Besides, the three-day monetary policy committee meeting will begin on October 1 amid expectations of rate cut to be announced on October 4 in a bid to revive the sagging economy. Earlier, Das had said the government has limited fiscal space to support growth, but low inflation can help the monetary authority ease policy rates further and help boost the economy. The RBI has already cut rates four times to the tune of 110 basis points this year to push growth.

The CNX Nifty is currently trading at 11492.40, down by 95.80 points or 0.83% after trading in a range of 11491.35 and 11564.95. There were 10 stocks advancing against 40 stocks declining on the index.

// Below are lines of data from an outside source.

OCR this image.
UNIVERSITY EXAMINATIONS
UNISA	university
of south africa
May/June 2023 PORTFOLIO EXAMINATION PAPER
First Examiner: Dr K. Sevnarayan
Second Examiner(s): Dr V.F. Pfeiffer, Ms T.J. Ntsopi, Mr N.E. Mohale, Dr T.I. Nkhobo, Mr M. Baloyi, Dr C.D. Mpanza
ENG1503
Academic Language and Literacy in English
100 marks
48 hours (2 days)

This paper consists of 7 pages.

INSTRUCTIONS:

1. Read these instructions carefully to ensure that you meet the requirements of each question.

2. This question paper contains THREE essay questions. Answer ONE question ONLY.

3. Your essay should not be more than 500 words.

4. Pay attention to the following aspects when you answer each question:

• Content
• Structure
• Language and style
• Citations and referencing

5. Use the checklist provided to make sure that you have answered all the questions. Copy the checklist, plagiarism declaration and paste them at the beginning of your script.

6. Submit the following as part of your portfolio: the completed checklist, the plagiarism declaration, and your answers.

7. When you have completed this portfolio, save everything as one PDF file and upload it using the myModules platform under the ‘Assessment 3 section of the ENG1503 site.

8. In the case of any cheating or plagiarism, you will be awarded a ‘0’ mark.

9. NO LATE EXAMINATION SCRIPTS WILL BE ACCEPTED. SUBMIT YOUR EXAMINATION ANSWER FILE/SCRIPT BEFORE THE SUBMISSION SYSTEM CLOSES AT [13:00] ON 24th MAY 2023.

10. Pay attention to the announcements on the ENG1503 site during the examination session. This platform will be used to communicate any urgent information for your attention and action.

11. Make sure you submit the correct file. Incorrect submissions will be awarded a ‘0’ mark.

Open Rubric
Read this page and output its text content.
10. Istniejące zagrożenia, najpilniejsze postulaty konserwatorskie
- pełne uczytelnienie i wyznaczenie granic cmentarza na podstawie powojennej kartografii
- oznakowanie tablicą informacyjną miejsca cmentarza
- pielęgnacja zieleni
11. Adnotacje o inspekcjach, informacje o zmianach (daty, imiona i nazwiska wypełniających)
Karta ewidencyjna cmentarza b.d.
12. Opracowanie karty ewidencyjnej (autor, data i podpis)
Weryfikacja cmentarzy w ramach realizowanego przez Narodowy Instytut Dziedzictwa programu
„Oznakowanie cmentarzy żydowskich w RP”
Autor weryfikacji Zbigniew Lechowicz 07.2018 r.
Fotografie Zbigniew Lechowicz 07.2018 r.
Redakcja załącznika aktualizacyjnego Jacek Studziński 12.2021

The top gainers on Nifty were Power Grid Corporation up by 2.34%, Titan Company up by 1.19%, TCS up by 1.07%, Reliance Industries up by 1.01% and NTPC up by 0.74%. On the flip side, Tata Motors down by 3.48%, SBI down by 2.99%, Eicher Motors down by 2.56%, Vedanta down by 2.50% and Hindalco down by 2.40% were the top losers.

All Asian markets were trading in red; Hang Seng decreased 249.08 points or 0.95% to 26,031.92, Nikkei 225 slipped 93.72 points or 0.42% to 22,005.12, Taiwan Weighted dropped 70.86 points or 0.65% to 10,847.15, Straits Times trembled 19.93 points or 0.63% to 3,135.53, KOSPI fell 17.35 points or 0.83% to 2,083.69, Shanghai Composite declined 17.09 points or 0.57% to 2,968.25 and Jakarta Composite was down by 13.59 points or 0.22% to 6,124.02.